• Nenhum resultado encontrado

4. Caixa Geral de Depósitos

4.2 CGD no Linkedin

A imagem da CGD no Linkedin apresenta-se com altos padrões de exigência e liderança que se refletem na sua presença ao nível nacional e, mesmo na escala internacional, principalmente nos países de língua oficial portuguesa e de destino de emigração.

Caixa Geral de Depósitos

Figura 15 - CGD no Linkedin

A página da CGD apresenta-se com o slogan “Acompanhe as novidades na CGD” que inclui atualizações sobre as atividades da empresa, descobrir as novas oportunidades da empresa e, a conecção com os funcionários.

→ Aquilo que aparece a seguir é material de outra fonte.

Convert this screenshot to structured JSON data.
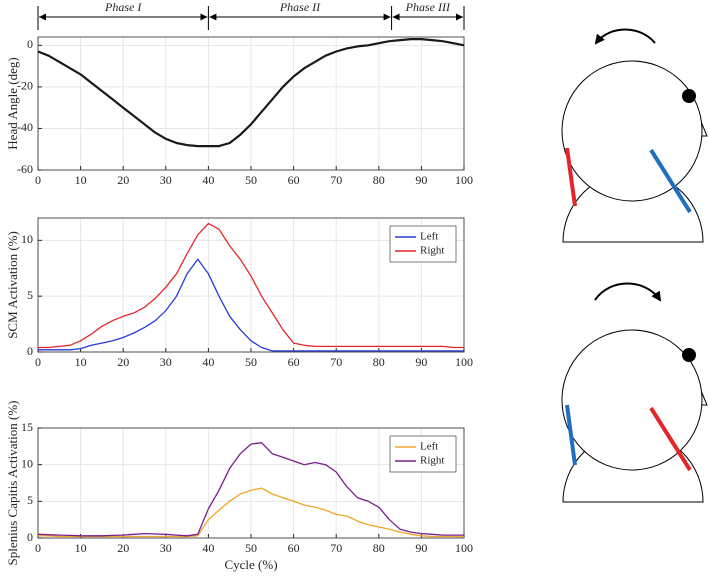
{
  "chart_data": [
    {
      "type": "line",
      "ylabel": "Head Angle (deg)",
      "color": "#1a1a1a",
      "x": [
        0,
        2.5,
        5,
        7.5,
        10,
        12.5,
        15,
        17.5,
        20,
        22.5,
        25,
        27.5,
        30,
        32.5,
        35,
        37.5,
        40,
        42.5,
        45,
        47.5,
        50,
        52.5,
        55,
        57.5,
        60,
        62.5,
        65,
        67.5,
        70,
        72.5,
        75,
        77.5,
        80,
        82.5,
        85,
        87.5,
        90,
        92.5,
        95,
        97.5,
        100
      ],
      "values": [
        -3,
        -5,
        -8,
        -11,
        -14,
        -18,
        -22,
        -26,
        -30,
        -34,
        -38,
        -42,
        -45,
        -47,
        -48,
        -48.5,
        -48.5,
        -48.5,
        -47,
        -43,
        -38,
        -32,
        -26,
        -20,
        -15,
        -11,
        -8,
        -5,
        -3,
        -1.5,
        -0.5,
        0,
        1,
        2,
        2.5,
        3,
        3,
        2.5,
        2,
        1,
        0
      ],
      "xlim": [
        0,
        100
      ],
      "xticks": [
        0,
        10,
        20,
        30,
        40,
        50,
        60,
        70,
        80,
        90,
        100
      ],
      "ylim": [
        -60,
        4
      ],
      "yticks": [
        -60,
        -40,
        -20,
        0
      ],
      "grid": true,
      "phases": [
        {
          "label": "Phase I",
          "start": 0,
          "end": 40
        },
        {
          "label": "Phase II",
          "start": 40,
          "end": 83
        },
        {
          "label": "Phase III",
          "start": 83,
          "end": 100
        }
      ]
    },
    {
      "type": "line",
      "ylabel": "SCM Activation (%)",
      "legend": "upper right",
      "x": [
        0,
        2.5,
        5,
        7.5,
        10,
        12.5,
        15,
        17.5,
        20,
        22.5,
        25,
        27.5,
        30,
        32.5,
        35,
        37.5,
        40,
        42.5,
        45,
        47.5,
        50,
        52.5,
        55,
        57.5,
        60,
        62.5,
        65,
        67.5,
        70,
        72.5,
        75,
        77.5,
        80,
        82.5,
        85,
        87.5,
        90,
        92.5,
        95,
        97.5,
        100
      ],
      "series": [
        {
          "name": "Left",
          "color": "#2b3bd6",
          "values": [
            0.2,
            0.2,
            0.2,
            0.2,
            0.3,
            0.6,
            0.8,
            1.0,
            1.3,
            1.7,
            2.2,
            2.8,
            3.7,
            5.0,
            7.0,
            8.3,
            7.0,
            5.0,
            3.2,
            2.0,
            1.0,
            0.4,
            0.1,
            0.1,
            0.1,
            0.1,
            0.1,
            0.1,
            0.1,
            0.1,
            0.1,
            0.1,
            0.1,
            0.1,
            0.1,
            0.1,
            0.1,
            0.1,
            0.1,
            0.1,
            0.1
          ]
        },
        {
          "name": "Right",
          "color": "#e3262a",
          "values": [
            0.4,
            0.4,
            0.5,
            0.6,
            1.0,
            1.6,
            2.3,
            2.8,
            3.2,
            3.5,
            4.0,
            4.8,
            5.8,
            7.0,
            8.8,
            10.5,
            11.5,
            11.0,
            9.5,
            8.3,
            6.8,
            5.0,
            3.5,
            2.0,
            0.8,
            0.6,
            0.5,
            0.5,
            0.5,
            0.5,
            0.5,
            0.5,
            0.5,
            0.5,
            0.5,
            0.5,
            0.5,
            0.5,
            0.5,
            0.4,
            0.4
          ]
        }
      ],
      "xlim": [
        0,
        100
      ],
      "xticks": [
        0,
        10,
        20,
        30,
        40,
        50,
        60,
        70,
        80,
        90,
        100
      ],
      "ylim": [
        0,
        12
      ],
      "yticks": [
        0,
        5,
        10
      ],
      "grid": true
    },
    {
      "type": "line",
      "ylabel": "Splenius Capitis Activation (%)",
      "xlabel": "Cycle (%)",
      "legend": "upper right",
      "x": [
        0,
        2.5,
        5,
        7.5,
        10,
        12.5,
        15,
        17.5,
        20,
        22.5,
        25,
        27.5,
        30,
        32.5,
        35,
        37.5,
        40,
        42.5,
        45,
        47.5,
        50,
        52.5,
        55,
        57.5,
        60,
        62.5,
        65,
        67.5,
        70,
        72.5,
        75,
        77.5,
        80,
        82.5,
        85,
        87.5,
        90,
        92.5,
        95,
        97.5,
        100
      ],
      "series": [
        {
          "name": "Left",
          "color": "#f0a628",
          "values": [
            0.3,
            0.3,
            0.2,
            0.2,
            0.2,
            0.2,
            0.2,
            0.2,
            0.2,
            0.2,
            0.2,
            0.2,
            0.2,
            0.2,
            0.2,
            0.3,
            2.5,
            3.8,
            5.0,
            6.0,
            6.5,
            6.8,
            6.0,
            5.5,
            5.0,
            4.5,
            4.2,
            3.8,
            3.2,
            3.0,
            2.3,
            1.8,
            1.5,
            1.2,
            0.8,
            0.5,
            0.3,
            0.2,
            0.2,
            0.2,
            0.2
          ]
        },
        {
          "name": "Right",
          "color": "#7b1d8c",
          "values": [
            0.5,
            0.45,
            0.4,
            0.35,
            0.3,
            0.3,
            0.3,
            0.35,
            0.4,
            0.5,
            0.6,
            0.55,
            0.5,
            0.4,
            0.3,
            0.5,
            4.0,
            6.5,
            9.5,
            11.5,
            12.8,
            13.0,
            11.5,
            11.0,
            10.5,
            10.0,
            10.3,
            10.0,
            9.0,
            7.0,
            5.5,
            5.0,
            4.2,
            2.5,
            1.2,
            0.8,
            0.6,
            0.5,
            0.4,
            0.4,
            0.4
          ]
        }
      ],
      "xlim": [
        0,
        100
      ],
      "xticks": [
        0,
        10,
        20,
        30,
        40,
        50,
        60,
        70,
        80,
        90,
        100
      ],
      "ylim": [
        0,
        15
      ],
      "yticks": [
        0,
        5,
        10,
        15
      ],
      "grid": true
    }
  ]
}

Procura uma evolução equilibrada entre rentabilidade, crescimento e solidez financeira. Isto sempre no quadro de uma gestão prudente dos riscos, com forte responsabilidade no desenvolvimento económico, reforço da competitividade, capacidade de inovação e internacionalização das empresas portuguesas, assim como na estabilidade e solidez do sistema financeiro nacional.

Apresenta, através das suas publicações, os seus produtos financeiros tais como, Caixaleasing Auto Empresas, para aquisição de viaturas de leasing.

publicação de 14 de junho

O seu negócio vai mais longe.

Financia até 100% do valor de viaturas novas, ligeiras de passageiros e/ou mercadorias, com prazos alargados.

Figura 16 - Campanhas CGD

Fonte: https://www.cgd.pt/Empresas/InvestimentoCapitalizacao/Pages/Caixalesing-Auto-Empresas.aspx

Caixa Geral de Depósitos

Publicação de 09 junho

CGD Levar o multitasking como prática diária é positivo ou nem por isso? No trabalho ou fora dele, vale a pena pensar nisto.

Figura 17 - Publicação de 09 junho – Multitasking Fonte: www.facebook.pt

Conclusões, Limitações e Futuras Linhas de Investigação

O ambiente empresarial apresenta atualmente uma grande dinâmica e experimenta mudanças rápidas como resultado da inovação, criatividade, mudanças tecnológicas, maior conscientização das necessidades dos clientes. Especialmente o setor bancário do século XXI atua num ambiente complexo e competitivo, caracterizado por estas condições de mudança e um clima económico altamente imprevisível.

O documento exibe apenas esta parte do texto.